Kultur
05.12.2011

BBC-Journalisten streiken

Seit Mitternacht streiken die Angestellten des britischen Rundfunksenders BBC. 650 Jobs sollen wegen Sparmaßnahmen gestrichen werden

Die Angestellten des britischen Rundfunksenders BBC (British Broadcasting Company) haben aus Protest gegen massive Stellenstreichungen am Freitag um Mitternacht einen 24-stündigen Streik begonnen. Ein Vertreter der Journalisten-Gewerkschaft NJU sagte, der Streikaufruf werde landesweit befolgt. Wegen des Ausstands begann auf dem Sender Radio 4 das Nachrichtenprogramm Today News mit einer Stunde Verspätung und auf BBC TV sollte die abendliche Nachrichtensendung Newsnight ganz ausfallen.

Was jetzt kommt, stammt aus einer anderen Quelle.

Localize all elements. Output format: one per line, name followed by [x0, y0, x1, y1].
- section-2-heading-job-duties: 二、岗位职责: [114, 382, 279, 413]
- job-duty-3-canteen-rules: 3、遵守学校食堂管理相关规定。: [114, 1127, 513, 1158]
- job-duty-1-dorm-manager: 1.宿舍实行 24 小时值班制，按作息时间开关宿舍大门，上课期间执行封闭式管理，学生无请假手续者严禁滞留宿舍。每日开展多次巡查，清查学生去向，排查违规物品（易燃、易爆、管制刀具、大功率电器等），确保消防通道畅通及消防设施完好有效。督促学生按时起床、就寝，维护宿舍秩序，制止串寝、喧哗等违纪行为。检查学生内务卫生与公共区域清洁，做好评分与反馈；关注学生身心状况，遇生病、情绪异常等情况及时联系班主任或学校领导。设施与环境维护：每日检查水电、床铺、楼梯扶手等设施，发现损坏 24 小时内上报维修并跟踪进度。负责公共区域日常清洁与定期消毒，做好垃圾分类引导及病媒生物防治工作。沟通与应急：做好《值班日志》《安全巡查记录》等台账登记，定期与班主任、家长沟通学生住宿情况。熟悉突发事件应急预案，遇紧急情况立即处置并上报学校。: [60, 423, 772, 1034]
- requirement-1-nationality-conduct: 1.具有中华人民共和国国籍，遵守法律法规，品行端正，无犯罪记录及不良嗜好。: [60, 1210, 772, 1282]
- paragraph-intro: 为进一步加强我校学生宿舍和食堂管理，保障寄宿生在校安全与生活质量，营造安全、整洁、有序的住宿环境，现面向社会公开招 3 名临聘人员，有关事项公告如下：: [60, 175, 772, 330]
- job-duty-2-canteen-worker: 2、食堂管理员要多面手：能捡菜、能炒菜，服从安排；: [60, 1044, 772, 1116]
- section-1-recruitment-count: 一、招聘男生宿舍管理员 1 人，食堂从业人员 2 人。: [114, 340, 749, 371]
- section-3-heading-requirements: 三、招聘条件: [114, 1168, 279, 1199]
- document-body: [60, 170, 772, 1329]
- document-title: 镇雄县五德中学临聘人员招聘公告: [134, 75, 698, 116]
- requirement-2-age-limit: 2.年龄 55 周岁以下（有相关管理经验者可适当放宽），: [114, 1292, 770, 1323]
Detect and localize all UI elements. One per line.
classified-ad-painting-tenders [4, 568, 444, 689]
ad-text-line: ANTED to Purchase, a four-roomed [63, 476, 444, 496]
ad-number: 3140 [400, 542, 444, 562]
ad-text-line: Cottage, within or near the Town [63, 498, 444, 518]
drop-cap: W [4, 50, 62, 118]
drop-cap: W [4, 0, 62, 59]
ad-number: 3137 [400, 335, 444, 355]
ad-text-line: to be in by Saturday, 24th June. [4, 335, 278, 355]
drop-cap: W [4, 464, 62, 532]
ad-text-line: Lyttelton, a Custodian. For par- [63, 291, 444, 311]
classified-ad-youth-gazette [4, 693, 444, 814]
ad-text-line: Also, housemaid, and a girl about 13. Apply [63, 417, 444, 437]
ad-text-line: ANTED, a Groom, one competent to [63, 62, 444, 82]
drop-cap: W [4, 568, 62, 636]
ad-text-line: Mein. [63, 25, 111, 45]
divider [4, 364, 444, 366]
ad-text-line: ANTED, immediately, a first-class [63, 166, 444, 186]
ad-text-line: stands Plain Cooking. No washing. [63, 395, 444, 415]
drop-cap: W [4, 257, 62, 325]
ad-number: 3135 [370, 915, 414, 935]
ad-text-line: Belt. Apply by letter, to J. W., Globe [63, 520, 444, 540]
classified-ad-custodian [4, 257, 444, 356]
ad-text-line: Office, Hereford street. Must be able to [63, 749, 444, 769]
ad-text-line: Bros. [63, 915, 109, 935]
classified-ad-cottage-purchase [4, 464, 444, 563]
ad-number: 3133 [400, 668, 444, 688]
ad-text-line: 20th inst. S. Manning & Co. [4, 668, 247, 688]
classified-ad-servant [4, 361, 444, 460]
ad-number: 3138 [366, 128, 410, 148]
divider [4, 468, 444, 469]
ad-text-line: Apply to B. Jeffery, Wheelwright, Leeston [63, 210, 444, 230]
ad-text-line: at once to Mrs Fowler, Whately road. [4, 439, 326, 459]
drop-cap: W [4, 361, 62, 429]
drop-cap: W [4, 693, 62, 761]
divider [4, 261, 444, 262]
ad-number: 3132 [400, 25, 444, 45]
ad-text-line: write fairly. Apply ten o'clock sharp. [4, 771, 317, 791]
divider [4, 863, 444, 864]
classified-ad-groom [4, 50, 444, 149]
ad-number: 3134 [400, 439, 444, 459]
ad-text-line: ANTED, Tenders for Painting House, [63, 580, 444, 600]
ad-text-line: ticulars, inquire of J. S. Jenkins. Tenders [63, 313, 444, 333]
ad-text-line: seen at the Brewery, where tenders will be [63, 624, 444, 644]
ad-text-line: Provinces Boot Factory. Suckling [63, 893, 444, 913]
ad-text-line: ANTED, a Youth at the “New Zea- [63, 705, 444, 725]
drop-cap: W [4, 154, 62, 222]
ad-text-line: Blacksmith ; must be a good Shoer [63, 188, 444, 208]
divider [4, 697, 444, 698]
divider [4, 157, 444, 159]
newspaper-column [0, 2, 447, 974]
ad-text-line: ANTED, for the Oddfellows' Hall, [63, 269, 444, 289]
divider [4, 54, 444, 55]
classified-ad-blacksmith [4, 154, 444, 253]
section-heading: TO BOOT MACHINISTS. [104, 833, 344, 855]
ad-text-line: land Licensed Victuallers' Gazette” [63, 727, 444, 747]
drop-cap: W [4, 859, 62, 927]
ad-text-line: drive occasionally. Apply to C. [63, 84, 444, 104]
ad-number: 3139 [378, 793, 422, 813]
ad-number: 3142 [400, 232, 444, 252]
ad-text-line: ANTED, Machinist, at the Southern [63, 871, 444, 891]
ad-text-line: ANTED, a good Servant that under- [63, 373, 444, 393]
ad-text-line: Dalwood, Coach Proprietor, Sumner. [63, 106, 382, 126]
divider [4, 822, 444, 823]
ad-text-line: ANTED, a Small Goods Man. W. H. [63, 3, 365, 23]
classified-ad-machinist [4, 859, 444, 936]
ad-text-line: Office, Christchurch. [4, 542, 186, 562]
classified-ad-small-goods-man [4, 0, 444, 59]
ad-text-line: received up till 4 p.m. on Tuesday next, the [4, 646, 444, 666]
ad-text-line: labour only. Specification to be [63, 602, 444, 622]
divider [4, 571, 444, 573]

Der Streik richtet sich gegen die angekündigte Streichung von Stellen beim BBC World Service sowie der BBC Monitoring Abteilung, die andere Medien in der Welt auswertet. Der World Service hatte im Jänner angekündigt, 650 Stellen zu streichen, nachdem die Regierung dem Sender im Zuge von Sparmaßnahmen das Budget für die kommenden Jahre um 16 Prozent gekürzt hatte. Die BBC (British Broadcasting Company) ist ein öffentlich-rechtlicher Radio- und Fernsehsender, der durch Rundfunkgebühren und direkte staatliche Beiträge finanziert wird.

Reaktion von BBC

Als Reaktion auf den Streik veröffentlichte die BBC liegt folgende Stellungnahme auf ihrer Homepage: "Wir sind enttäuscht, dass die NJU heute in den Streik getreten ist und möchten uns beim Publikum für etwaige Störungen und Unterbrechungen des Programms entschuldigen. Die momentanen Arbeitskampfmaßnahmen ändern jedoch nichts an der Tatsache, dass die BBC mit Kündigungen auf Kürzungen der öffentlichen Geldern reagieren muss."